Was ist denn mit mir eigentlich los? Gerade hat der Wecker geklingelt und meine Gedanken rasen. Normalerweise brauche ich zwei Kaffee und mindestens eine Stunde, bis mein Gehirn so langsam in Gang kommt. Immerhin habe ich Hunger. Das beweist auf jeden Fall, dass ich noch nicht völlig durchdrehe. Also jetzt mal was essen und dann Nina abholen.

Da steht sie. Sie steht pünktlich vor ihrem Hotel und wartet auf mich. Und sie sieht mich nicht. Sehr gut, die Ampel ist rot und ich kann sie ganz in Ruhe und ganz legitim anstarren. An wen erinnert sie mich? Shakira ohne Lockenmähne? Und ohne Rollerblades und sich nicht im Schlamm suhlend? Nein, nicht ganz Shakira. Aber wer? Und wieso lächle ich so debil? Reiß’ dich mal zusammen. Sie muss ja nicht gleich wissen, dass sie mir gefällt. Und sie gefällt mir. Und zwar so richtig.

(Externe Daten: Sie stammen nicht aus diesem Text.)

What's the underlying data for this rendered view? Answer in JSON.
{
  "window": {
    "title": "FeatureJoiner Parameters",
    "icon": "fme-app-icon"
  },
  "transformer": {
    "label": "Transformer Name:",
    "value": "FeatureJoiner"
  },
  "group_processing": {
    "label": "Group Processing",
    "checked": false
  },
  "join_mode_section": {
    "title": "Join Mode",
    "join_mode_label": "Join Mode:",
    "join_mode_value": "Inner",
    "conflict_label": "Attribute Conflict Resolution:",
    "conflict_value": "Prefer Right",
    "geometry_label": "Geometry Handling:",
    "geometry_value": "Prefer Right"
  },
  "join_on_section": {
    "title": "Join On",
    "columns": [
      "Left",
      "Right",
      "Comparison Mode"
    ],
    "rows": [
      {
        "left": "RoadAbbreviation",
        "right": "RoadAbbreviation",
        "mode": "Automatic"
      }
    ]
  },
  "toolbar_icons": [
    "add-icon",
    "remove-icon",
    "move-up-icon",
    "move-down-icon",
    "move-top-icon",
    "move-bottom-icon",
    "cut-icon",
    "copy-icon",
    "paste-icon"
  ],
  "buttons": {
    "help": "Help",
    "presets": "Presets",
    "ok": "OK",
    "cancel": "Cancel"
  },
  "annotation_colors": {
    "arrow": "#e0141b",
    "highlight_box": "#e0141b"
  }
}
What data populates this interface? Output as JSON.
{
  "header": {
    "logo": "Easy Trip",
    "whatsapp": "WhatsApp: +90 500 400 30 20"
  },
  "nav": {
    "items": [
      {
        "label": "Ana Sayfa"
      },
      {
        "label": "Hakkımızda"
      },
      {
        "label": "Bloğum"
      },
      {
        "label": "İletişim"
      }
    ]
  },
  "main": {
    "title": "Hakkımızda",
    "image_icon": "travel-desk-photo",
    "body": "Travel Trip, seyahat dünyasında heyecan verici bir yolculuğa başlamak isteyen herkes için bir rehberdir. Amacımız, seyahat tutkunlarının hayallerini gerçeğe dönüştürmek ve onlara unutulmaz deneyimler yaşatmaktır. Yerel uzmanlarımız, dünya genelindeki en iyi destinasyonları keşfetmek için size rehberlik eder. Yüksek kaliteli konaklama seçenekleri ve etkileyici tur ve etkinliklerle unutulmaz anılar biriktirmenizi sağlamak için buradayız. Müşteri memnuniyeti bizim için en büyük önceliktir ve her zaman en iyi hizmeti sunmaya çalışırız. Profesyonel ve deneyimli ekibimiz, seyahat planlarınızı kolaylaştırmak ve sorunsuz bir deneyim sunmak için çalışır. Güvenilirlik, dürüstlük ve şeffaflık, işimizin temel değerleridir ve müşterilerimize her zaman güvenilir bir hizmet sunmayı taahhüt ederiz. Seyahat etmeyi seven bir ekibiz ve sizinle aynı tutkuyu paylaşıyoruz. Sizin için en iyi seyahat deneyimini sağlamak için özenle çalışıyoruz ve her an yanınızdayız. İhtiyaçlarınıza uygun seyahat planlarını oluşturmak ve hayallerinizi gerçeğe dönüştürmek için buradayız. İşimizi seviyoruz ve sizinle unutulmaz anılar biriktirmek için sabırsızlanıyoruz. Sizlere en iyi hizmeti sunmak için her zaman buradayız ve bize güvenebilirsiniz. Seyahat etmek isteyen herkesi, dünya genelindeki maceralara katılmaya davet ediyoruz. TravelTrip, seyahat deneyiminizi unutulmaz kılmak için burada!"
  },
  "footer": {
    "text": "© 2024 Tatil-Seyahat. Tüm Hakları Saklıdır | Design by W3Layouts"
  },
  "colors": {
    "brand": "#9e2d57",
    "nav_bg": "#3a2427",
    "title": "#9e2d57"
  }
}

Und was ist jetzt eigentlich das Problem? Warum fühle ich mich gerade so seltsam? Mir ist übel. Wahrscheinlich das schlechte Frühstück und der noch fehlende Kaffee. Oder ist sie schuld? Macht sie das Gefühl in meinem Magen? Nur weil sie da vorne steht, sich suchend umschaut und einfach so... so... so... süß?... bezaubernd?... richtig?... sexy aussieht?

Mir ist richtig schlecht! Ich glaube, ich habe Angst. Angst vor ihr. Bin ich nicht langsam alt genug, um keine Angst mehr vor Frauen haben zu müssen? Ich werde jetzt einfach ein bisschen Small Talk mit ihr machen, dann fahre ich sie zum Strand, gebe sie in der Kitesurfschule ab und ich gehe auf’s Wasser. Ich gehe einfach Kite surfen, so wie jeden Tag. Was soll da schon schief gehen. Grün. Mann, ich bin nervös. Ist sie nervös? Sie tritt ein bisschen unruhig von einem Fuß auf den anderen. Wahrscheinlich ganz normal, wenn man wartet. Sie hat mich gesehen. Sie winkt. Sie lächelt. Sie ist sicher nicht nervös. Sie lacht. Mein Gott. Das muss das bezauberndste Lachen sein, dass ich je gesehen habe. Wink einfach zurück! Und schön locker bleiben!

»Hi!«

»Hi! Steig ein.«

»Danke für’s Abholen.«

Noch ein bisschen rauchiger, ihre Stimme. Vielleicht ihre Ich-bin-noch-verschlafen-Stimme. Genauso sensationell, wie ihre Ausgeschlafen-Stimme. Oder noch sensationeller?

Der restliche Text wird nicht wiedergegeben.